Присмиревший отец Иорам не решился продолжить спор.

– Что ж, да услышит вас бог, уважаемый Бачана! – произнес он тихо и тоже отвернулся к стене. Потом, не вытерпев, добавил: – Кстати, из вас тоже получился бы неплохой священник!

Вечером Булику навестила нагруженная провизией супруга Света. Она приветливо поздоровалась со всеми, раздала каждому свою долю съестного, потом, отогнув одеяло, скромно присела в ногах Булики.

– Как ты себя чувствуешь, азиз?* – спросила она сиявшего от радости и гордости мужа.

_______________

* А з и з – ласкательное обращение.

– Как лев! – ответил Булика и, в подтверждение сказанного, оторвал ножку у вареной курицы, впился в нее зубами и в мгновенье ока протянул жене обглоданную кость.

– Поперхнешься, черт! – испугалась она.

– Будь спокойна! – Булика оторвал у курицы вторую ножку и продолжал с набитым ртом: – Ну, какая у меня жена, уважаемый Бачана?

– Замечательная!

– Видели ли вы среди армянок такую красавицу?

– Не приходилось...

– Потому что она – единственная!

– Разумеется!.. Ведь ты у нас тоже красавец... – улыбнулся иронически отец Иорам.

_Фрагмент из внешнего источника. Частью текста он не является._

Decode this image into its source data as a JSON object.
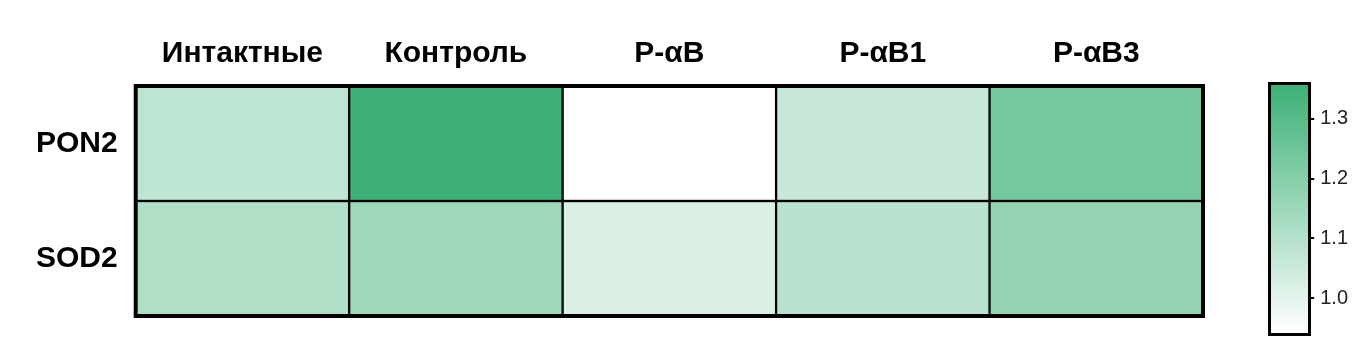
{
  "chart_data": {
    "type": "heatmap",
    "categories": [
      "Интактные",
      "Контроль",
      "P-αB",
      "P-αB1",
      "P-αB3"
    ],
    "y_categories": [
      "PON2",
      "SOD2"
    ],
    "cells": [
      [
        1.08,
        1.36,
        0.94,
        1.06,
        1.24
      ],
      [
        1.11,
        1.15,
        1.02,
        1.09,
        1.17
      ]
    ],
    "clim": [
      0.94,
      1.36
    ],
    "cticks": [
      {
        "value": 1,
        "label": "1.0"
      },
      1.1,
      1.2,
      1.3
    ]
  }
}
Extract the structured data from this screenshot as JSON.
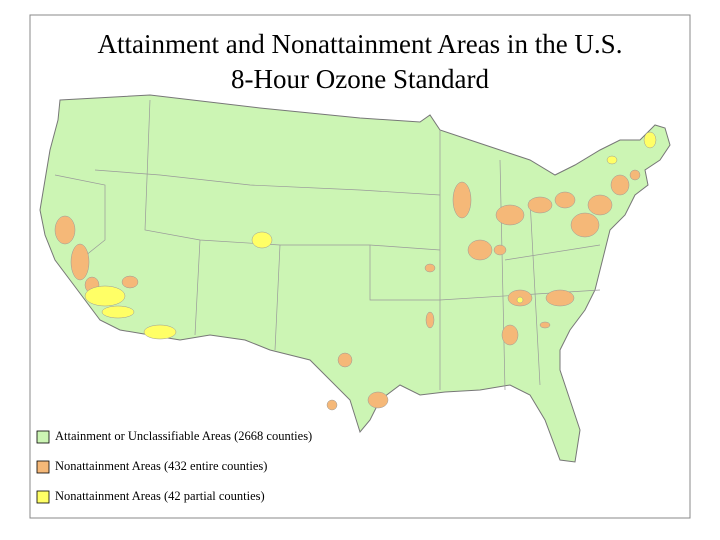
{
  "map": {
    "title": [
      "Attainment and Nonattainment Areas in the U.S.",
      "8-Hour Ozone Standard"
    ],
    "legend": [
      {
        "label": "Attainment or Unclassifiable Areas (2668 counties)",
        "color": "#ccf5b4"
      },
      {
        "label": "Nonattainment Areas (432 entire counties)",
        "color": "#f5b878"
      },
      {
        "label": "Nonattainment Areas (42 partial counties)",
        "color": "#ffff66"
      }
    ]
  }
}
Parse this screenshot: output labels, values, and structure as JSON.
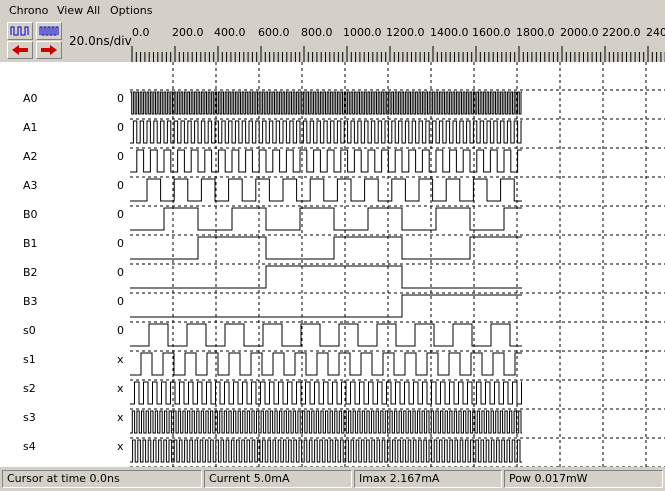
{
  "menu": [
    "Chrono",
    "View All",
    "Options"
  ],
  "toolbar": {
    "scale": "20.0ns/div",
    "ruler_labels": [
      "0.0",
      "200.0",
      "400.0",
      "600.0",
      "800.0",
      "1000.0",
      "1200.0",
      "1400.0",
      "1600.0",
      "1800.0",
      "2000.0",
      "2200.0",
      "240"
    ]
  },
  "signals": [
    {
      "name": "A0",
      "value": "0"
    },
    {
      "name": "A1",
      "value": "0"
    },
    {
      "name": "A2",
      "value": "0"
    },
    {
      "name": "A3",
      "value": "0"
    },
    {
      "name": "B0",
      "value": "0"
    },
    {
      "name": "B1",
      "value": "0"
    },
    {
      "name": "B2",
      "value": "0"
    },
    {
      "name": "B3",
      "value": "0"
    },
    {
      "name": "s0",
      "value": "0"
    },
    {
      "name": "s1",
      "value": "x"
    },
    {
      "name": "s2",
      "value": "x"
    },
    {
      "name": "s3",
      "value": "x"
    },
    {
      "name": "s4",
      "value": "x"
    }
  ],
  "status": {
    "cursor": "Cursor at time  0.0ns",
    "current": "Current  5.0mA",
    "imax": "Imax 2.167mA",
    "pow": "Pow 0.017mW"
  },
  "colors": {
    "chrome": "#d4d0c8",
    "arrow": "#cc0000",
    "icon": "#0000cc",
    "wave": "#000000"
  }
}
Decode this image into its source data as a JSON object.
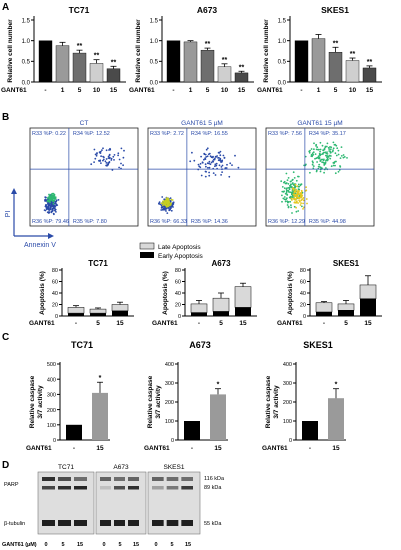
{
  "panels": {
    "a": "A",
    "b": "B",
    "c": "C",
    "d": "D"
  },
  "panelA": {
    "ylabel": "Relative cell number",
    "xlabel": "GANT61",
    "ticks_y": [
      "0.0",
      "0.5",
      "1.0",
      "1.5"
    ],
    "charts": [
      {
        "title": "TC71",
        "categories": [
          "-",
          "1",
          "5",
          "10",
          "15"
        ],
        "values": [
          1.0,
          0.88,
          0.7,
          0.45,
          0.32
        ],
        "errors": [
          0.0,
          0.08,
          0.07,
          0.09,
          0.06
        ],
        "sig": [
          "",
          "",
          "**",
          "**",
          "**"
        ]
      },
      {
        "title": "A673",
        "categories": [
          "-",
          "1",
          "5",
          "10",
          "15"
        ],
        "values": [
          1.0,
          0.97,
          0.77,
          0.37,
          0.22
        ],
        "errors": [
          0.0,
          0.03,
          0.05,
          0.07,
          0.04
        ],
        "sig": [
          "",
          "",
          "**",
          "**",
          "**"
        ]
      },
      {
        "title": "SKES1",
        "categories": [
          "-",
          "1",
          "5",
          "10",
          "15"
        ],
        "values": [
          1.0,
          1.05,
          0.72,
          0.52,
          0.34
        ],
        "errors": [
          0.0,
          0.1,
          0.12,
          0.06,
          0.05
        ],
        "sig": [
          "",
          "",
          "**",
          "**",
          "**"
        ]
      }
    ]
  },
  "panelB": {
    "plots": [
      {
        "title": "CT",
        "q": [
          "R33 %P: 0.22",
          "R34 %P: 12.52",
          "R36 %P: 79.46",
          "R35 %P: 7.80"
        ]
      },
      {
        "title": "GANT61 5 µM",
        "q": [
          "R33 %P: 2.72",
          "R34 %P: 16.55",
          "R36 %P: 66.33",
          "R35 %P: 14.36"
        ]
      },
      {
        "title": "GANT61 15 µM",
        "q": [
          "R33 %P: 7.56",
          "R34 %P: 35.17",
          "R36 %P: 12.29",
          "R35 %P: 44.98"
        ]
      }
    ],
    "axis_y": "PI",
    "axis_x": "Annexin V",
    "legend": [
      "Late Apoptosis",
      "Early Apoptosis"
    ],
    "ylabel": "Apoptosis (%)",
    "xlabel": "GANT61",
    "ticks_y": [
      "0",
      "20",
      "40",
      "60",
      "80"
    ],
    "charts": [
      {
        "title": "TC71",
        "categories": [
          "-",
          "5",
          "15"
        ],
        "early": [
          5,
          5,
          9
        ],
        "late": [
          10,
          7,
          11
        ],
        "errors": [
          3,
          2,
          4
        ]
      },
      {
        "title": "A673",
        "categories": [
          "-",
          "5",
          "15"
        ],
        "early": [
          6,
          8,
          15
        ],
        "late": [
          15,
          23,
          36
        ],
        "errors": [
          6,
          9,
          6
        ]
      },
      {
        "title": "SKES1",
        "categories": [
          "-",
          "5",
          "15"
        ],
        "early": [
          7,
          10,
          30
        ],
        "late": [
          16,
          11,
          24
        ],
        "errors": [
          2,
          6,
          16
        ]
      }
    ]
  },
  "panelC": {
    "ylabel": "Relative caspase 3/7 activity",
    "xlabel": "GANT61",
    "charts": [
      {
        "title": "TC71",
        "categories": [
          "-",
          "15"
        ],
        "values": [
          100,
          310
        ],
        "errors": [
          0,
          70
        ],
        "sig": "*",
        "ticks": [
          "0",
          "100",
          "200",
          "300",
          "400",
          "500"
        ],
        "ymax": 500
      },
      {
        "title": "A673",
        "categories": [
          "-",
          "15"
        ],
        "values": [
          100,
          240
        ],
        "errors": [
          0,
          30
        ],
        "sig": "*",
        "ticks": [
          "0",
          "100",
          "200",
          "300",
          "400"
        ],
        "ymax": 400
      },
      {
        "title": "SKES1",
        "categories": [
          "-",
          "15"
        ],
        "values": [
          100,
          220
        ],
        "errors": [
          0,
          50
        ],
        "sig": "*",
        "ticks": [
          "0",
          "100",
          "200",
          "300",
          "400"
        ],
        "ymax": 400
      }
    ]
  },
  "panelD": {
    "titles": [
      "TC71",
      "A673",
      "SKES1"
    ],
    "rows": [
      "PARP",
      "β-tubulin"
    ],
    "sizes": [
      "116 kDa",
      "89 kDa",
      "55 kDa"
    ],
    "xlabel": "GANT61 (µM)",
    "lanes": [
      "0",
      "5",
      "15",
      "0",
      "5",
      "15",
      "0",
      "5",
      "15"
    ]
  },
  "chart_data": [
    {
      "type": "bar",
      "title": "TC71",
      "xlabel": "GANT61",
      "ylabel": "Relative cell number",
      "categories": [
        "-",
        "1",
        "5",
        "10",
        "15"
      ],
      "values": [
        1.0,
        0.88,
        0.7,
        0.45,
        0.32
      ],
      "ylim": [
        0,
        1.5
      ]
    },
    {
      "type": "bar",
      "title": "A673",
      "xlabel": "GANT61",
      "ylabel": "Relative cell number",
      "categories": [
        "-",
        "1",
        "5",
        "10",
        "15"
      ],
      "values": [
        1.0,
        0.97,
        0.77,
        0.37,
        0.22
      ],
      "ylim": [
        0,
        1.5
      ]
    },
    {
      "type": "bar",
      "title": "SKES1",
      "xlabel": "GANT61",
      "ylabel": "Relative cell number",
      "categories": [
        "-",
        "1",
        "5",
        "10",
        "15"
      ],
      "values": [
        1.0,
        1.05,
        0.72,
        0.52,
        0.34
      ],
      "ylim": [
        0,
        1.5
      ]
    },
    {
      "type": "bar",
      "title": "TC71",
      "xlabel": "GANT61",
      "ylabel": "Apoptosis (%)",
      "categories": [
        "-",
        "5",
        "15"
      ],
      "series": [
        {
          "name": "Early Apoptosis",
          "values": [
            5,
            5,
            9
          ]
        },
        {
          "name": "Late Apoptosis",
          "values": [
            10,
            7,
            11
          ]
        }
      ],
      "ylim": [
        0,
        80
      ]
    },
    {
      "type": "bar",
      "title": "A673",
      "xlabel": "GANT61",
      "ylabel": "Apoptosis (%)",
      "categories": [
        "-",
        "5",
        "15"
      ],
      "series": [
        {
          "name": "Early Apoptosis",
          "values": [
            6,
            8,
            15
          ]
        },
        {
          "name": "Late Apoptosis",
          "values": [
            15,
            23,
            36
          ]
        }
      ],
      "ylim": [
        0,
        80
      ]
    },
    {
      "type": "bar",
      "title": "SKES1",
      "xlabel": "GANT61",
      "ylabel": "Apoptosis (%)",
      "categories": [
        "-",
        "5",
        "15"
      ],
      "series": [
        {
          "name": "Early Apoptosis",
          "values": [
            7,
            10,
            30
          ]
        },
        {
          "name": "Late Apoptosis",
          "values": [
            16,
            11,
            24
          ]
        }
      ],
      "ylim": [
        0,
        80
      ]
    },
    {
      "type": "bar",
      "title": "TC71",
      "xlabel": "GANT61",
      "ylabel": "Relative caspase 3/7 activity",
      "categories": [
        "-",
        "15"
      ],
      "values": [
        100,
        310
      ],
      "ylim": [
        0,
        500
      ]
    },
    {
      "type": "bar",
      "title": "A673",
      "xlabel": "GANT61",
      "ylabel": "Relative caspase 3/7 activity",
      "categories": [
        "-",
        "15"
      ],
      "values": [
        100,
        240
      ],
      "ylim": [
        0,
        400
      ]
    },
    {
      "type": "bar",
      "title": "SKES1",
      "xlabel": "GANT61",
      "ylabel": "Relative caspase 3/7 activity",
      "categories": [
        "-",
        "15"
      ],
      "values": [
        100,
        220
      ],
      "ylim": [
        0,
        400
      ]
    }
  ],
  "colors": {
    "bar_fills": [
      "#000000",
      "#9a9a9a",
      "#6e6e6e",
      "#cfcfcf",
      "#4a4a4a"
    ],
    "early": "#000000",
    "late": "#d9d9d9",
    "caspase": [
      "#000000",
      "#9a9a9a"
    ],
    "grid_line": "#2a4aa8"
  }
}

– А увидели бы вы мою любовницу!.. Вот она действительно красавица! Булика подмигнул жене.

– Болтун несчастный... – поморщилась она.

– Где же дети? Почему они не навестили отца?! – с деланной строгостью спросил Булика.

– Где же им быть, Автандил-джан? Сегодня ведь суббота, Нестан – на английском, Тариэл – на фортепиано.

Булика напыжился.

– Девочка у меня растет, уважаемый Бачана, – министр иностранных дел! По-армянски говорит? Говорит! – Булика стал загибать пальцы. По-грузински говорит? Естественно! Английский изучает? Изучает! В школе французскому учат? Учат! А еще курдскому помаленьку учит ее дочка нашего дворника Физулы – Гванлеца... Теперь скажите, кто из наших министров владеет пятью языками? Ответьте, батюшка!